Street protests demanding urgent
action on climate change have attracted hundreds of thousands of marchers in
more than 2,000 locations worldwide. The People's Climate March is campaigning for curbs on carbon emissions,
ahead of the UN climate summit in New York next week. In Manhattan, organizers said some 310,000 people joined a march that was
also attended by UN chief Ban Ki-moon. Earlier, huge demonstrations took place in Australia and Europe.
"This is the planet where our subsequent generations will live," Mr Ban told
reporters. "There is no 'Plan B' because we do not have 'Planet B'."The UN Secretary General was accompanied by primatologist Jane Goodall and the French Ecology Minister, Segolene Royal. New York hosted the largest of Sunday's protests, drawing more than half of the 600,000 marchers estimated by organizers to have taken part in rallies around the world. The protesters in New York used outsized floats to convey their message.
Business leaders, environmentalists and celebrities joined the demonstration. Actor Leonardo DiCaprio also took part, having been appointed as a UN representative on climate change last week.
Another protest, another climate conference - will this time be any different? Well, the marches brought more people to the streets than ever before, partly thanks to the organizational power of the e-campaign group Avaaz.
And the climate talks will also be influenced by technology, as it was reported this week that the sun and wind can often generate power as cheaply as gas in the home of fossil fuels, Texas. Certainly the UN's Secretary General, Ban Ki Moon, hopes that he can make a fresh start in the endless blame-your-neighbor round of climate talks.
Next year world leaders are due to show up in Paris to settle a global
climate deal based not on a bitterly-contested chiseling negotiation in the
middle of the night, but on open co-operative offers of action to tackle a
shared problem.
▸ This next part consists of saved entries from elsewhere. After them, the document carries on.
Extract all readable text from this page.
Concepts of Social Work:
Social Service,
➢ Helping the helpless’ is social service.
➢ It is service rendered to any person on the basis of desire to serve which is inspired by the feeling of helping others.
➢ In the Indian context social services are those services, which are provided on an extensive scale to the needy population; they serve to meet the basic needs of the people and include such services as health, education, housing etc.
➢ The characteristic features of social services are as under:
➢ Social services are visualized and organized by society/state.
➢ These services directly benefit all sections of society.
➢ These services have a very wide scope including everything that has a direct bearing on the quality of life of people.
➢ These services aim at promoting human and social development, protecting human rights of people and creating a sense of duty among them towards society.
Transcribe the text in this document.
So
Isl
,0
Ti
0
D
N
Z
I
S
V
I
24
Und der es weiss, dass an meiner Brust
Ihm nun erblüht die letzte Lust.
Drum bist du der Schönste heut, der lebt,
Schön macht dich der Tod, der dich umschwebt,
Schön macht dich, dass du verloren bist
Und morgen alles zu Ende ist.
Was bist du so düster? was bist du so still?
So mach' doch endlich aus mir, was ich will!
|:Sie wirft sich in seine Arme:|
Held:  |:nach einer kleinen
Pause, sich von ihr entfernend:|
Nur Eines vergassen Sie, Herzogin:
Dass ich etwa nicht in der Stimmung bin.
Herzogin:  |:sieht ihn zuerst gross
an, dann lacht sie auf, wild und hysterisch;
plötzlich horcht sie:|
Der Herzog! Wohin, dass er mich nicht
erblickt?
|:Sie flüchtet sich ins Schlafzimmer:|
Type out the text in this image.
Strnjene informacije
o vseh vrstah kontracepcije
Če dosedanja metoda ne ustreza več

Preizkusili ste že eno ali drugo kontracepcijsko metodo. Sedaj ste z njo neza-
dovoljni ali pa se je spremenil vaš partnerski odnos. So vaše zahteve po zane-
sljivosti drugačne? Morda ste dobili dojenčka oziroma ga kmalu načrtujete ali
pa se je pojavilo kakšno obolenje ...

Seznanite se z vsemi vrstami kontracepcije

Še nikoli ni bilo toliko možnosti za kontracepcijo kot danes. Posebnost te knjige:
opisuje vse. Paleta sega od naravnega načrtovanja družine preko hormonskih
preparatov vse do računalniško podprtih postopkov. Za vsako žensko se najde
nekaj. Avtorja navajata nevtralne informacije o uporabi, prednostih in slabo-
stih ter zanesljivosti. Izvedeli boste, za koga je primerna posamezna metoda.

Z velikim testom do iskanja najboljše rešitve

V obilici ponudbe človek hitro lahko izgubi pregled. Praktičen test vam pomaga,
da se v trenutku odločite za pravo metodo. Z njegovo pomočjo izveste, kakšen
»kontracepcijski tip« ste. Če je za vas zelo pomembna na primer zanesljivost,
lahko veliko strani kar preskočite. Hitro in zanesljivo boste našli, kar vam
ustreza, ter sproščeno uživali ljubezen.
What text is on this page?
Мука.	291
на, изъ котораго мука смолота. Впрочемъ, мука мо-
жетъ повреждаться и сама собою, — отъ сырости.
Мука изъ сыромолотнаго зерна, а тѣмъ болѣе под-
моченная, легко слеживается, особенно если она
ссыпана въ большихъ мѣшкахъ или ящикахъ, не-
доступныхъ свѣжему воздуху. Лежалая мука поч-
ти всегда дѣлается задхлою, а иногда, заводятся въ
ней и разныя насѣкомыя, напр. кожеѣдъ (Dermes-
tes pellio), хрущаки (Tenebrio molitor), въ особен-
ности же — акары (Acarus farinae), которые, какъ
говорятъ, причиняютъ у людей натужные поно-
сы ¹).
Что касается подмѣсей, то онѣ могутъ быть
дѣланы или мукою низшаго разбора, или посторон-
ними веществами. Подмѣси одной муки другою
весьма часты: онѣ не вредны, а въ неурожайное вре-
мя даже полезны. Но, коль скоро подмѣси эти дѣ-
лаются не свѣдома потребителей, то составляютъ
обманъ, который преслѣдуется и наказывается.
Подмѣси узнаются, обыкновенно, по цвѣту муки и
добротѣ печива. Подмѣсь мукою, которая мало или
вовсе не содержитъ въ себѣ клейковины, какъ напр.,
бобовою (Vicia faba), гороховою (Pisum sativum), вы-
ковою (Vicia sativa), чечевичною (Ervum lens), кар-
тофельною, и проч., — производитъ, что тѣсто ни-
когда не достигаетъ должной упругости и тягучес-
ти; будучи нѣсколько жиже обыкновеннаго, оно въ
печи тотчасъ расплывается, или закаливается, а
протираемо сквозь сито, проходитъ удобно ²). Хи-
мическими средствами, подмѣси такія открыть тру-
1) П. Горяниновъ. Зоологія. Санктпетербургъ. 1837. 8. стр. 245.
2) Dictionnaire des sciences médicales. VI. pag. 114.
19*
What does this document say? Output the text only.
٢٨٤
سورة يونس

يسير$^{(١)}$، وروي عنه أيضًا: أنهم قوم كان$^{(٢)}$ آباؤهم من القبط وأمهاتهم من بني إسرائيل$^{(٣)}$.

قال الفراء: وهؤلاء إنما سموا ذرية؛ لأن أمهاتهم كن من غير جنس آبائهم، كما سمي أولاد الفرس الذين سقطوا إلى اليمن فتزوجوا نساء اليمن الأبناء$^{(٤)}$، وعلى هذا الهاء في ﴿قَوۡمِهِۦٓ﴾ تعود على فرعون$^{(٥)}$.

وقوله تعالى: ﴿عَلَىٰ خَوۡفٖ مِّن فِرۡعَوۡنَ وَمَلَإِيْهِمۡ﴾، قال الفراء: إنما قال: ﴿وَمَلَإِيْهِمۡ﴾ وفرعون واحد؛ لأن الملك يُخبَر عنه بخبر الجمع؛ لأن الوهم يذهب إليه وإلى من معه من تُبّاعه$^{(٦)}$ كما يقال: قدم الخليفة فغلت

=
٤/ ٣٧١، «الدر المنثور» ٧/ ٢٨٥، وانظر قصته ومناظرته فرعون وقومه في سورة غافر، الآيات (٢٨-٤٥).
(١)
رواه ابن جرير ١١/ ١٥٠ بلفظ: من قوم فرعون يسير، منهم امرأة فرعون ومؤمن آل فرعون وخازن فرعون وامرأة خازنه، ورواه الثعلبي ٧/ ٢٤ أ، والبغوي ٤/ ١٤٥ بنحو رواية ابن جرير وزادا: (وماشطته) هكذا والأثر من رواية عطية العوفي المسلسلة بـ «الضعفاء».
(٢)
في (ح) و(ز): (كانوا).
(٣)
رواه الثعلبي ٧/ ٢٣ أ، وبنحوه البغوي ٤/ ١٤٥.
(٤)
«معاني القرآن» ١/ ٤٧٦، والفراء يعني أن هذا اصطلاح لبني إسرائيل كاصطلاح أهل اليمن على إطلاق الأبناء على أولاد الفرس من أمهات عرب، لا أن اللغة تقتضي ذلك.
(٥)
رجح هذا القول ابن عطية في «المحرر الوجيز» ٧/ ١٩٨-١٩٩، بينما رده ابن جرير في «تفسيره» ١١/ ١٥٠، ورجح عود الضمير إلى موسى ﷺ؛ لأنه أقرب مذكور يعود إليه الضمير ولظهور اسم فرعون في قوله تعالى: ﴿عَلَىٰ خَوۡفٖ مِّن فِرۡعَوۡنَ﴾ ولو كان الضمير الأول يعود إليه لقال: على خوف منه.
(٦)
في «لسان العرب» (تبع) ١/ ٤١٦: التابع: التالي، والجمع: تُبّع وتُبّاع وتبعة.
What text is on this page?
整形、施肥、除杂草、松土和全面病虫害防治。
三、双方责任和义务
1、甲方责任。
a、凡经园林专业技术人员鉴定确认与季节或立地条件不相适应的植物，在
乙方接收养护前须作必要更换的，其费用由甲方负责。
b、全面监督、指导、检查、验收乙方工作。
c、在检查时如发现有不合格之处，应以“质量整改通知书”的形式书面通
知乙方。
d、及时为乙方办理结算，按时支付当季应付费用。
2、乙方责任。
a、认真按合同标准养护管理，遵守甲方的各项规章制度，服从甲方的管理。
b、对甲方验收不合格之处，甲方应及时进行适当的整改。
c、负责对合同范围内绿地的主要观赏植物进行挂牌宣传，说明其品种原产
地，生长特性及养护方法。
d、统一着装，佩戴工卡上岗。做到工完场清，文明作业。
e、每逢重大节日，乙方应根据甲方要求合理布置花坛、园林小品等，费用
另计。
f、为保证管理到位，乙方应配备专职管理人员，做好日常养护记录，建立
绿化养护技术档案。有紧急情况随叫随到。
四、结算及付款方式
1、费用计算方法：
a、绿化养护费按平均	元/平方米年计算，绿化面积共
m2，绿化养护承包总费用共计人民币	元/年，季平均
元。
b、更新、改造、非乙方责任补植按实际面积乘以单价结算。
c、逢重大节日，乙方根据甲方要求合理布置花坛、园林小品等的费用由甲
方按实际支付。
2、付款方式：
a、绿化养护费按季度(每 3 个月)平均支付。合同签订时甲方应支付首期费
Mr Ban has invited leaders to New York to make their offers public. Some
small nations will doubtless make new contributions to the carbon contraction
effort as they realize the vulnerability of their own economies to a hotter
world. But some big players may continue the game of climate poker, holding back
their offers until they see what else is on the table.
So there is no guarantee that Ban's idea will work - but at least for weary climate politics watchers it will be a change.
So there is no guarantee that Ban's idea will work - but at least for weary climate politics watchers it will be a change.
The New York rally was part of a global protest that included events in 156 countries - Afghanistan, the UK, Italy and Brazil among them.
- In London, the march attracted an estimated 40,000 people, including actress Emma Thompson who likened the threat from climate change to a Martian invasion
- Some 30,000 people marched in Melbourne, Australia. Demonstrators urged Prime Minister Tony Abbott to take action, citing fears that climate change could lead to more bushfires and droughts
- Organizers said more than 25,000 marched in Paris
- About 15,000 people marched in Berlin. Organizers urged world leaders to recognize climate change as a pressing problem
- In Rio de Janeiro, some 5,000 marchers turned out. Environmental slogans and a green heart were projected onto the famed statue of Christ the Redeemer, overlooking the city
- Smaller protests - attracting numbers in the hundreds or low thousands - were also seen in cities such as Bogota, Barcelona, Jakarta and Delhi
On Tuesday, the UN will host a climate summit at its headquarters in New York with 125 heads of state and government - the first such gathering since the unsuccessful climate conference in Copenhagen in 2009. Mr Ban hopes leaders can make progress on a universal agreement to be signed by all nations at the end of 2015.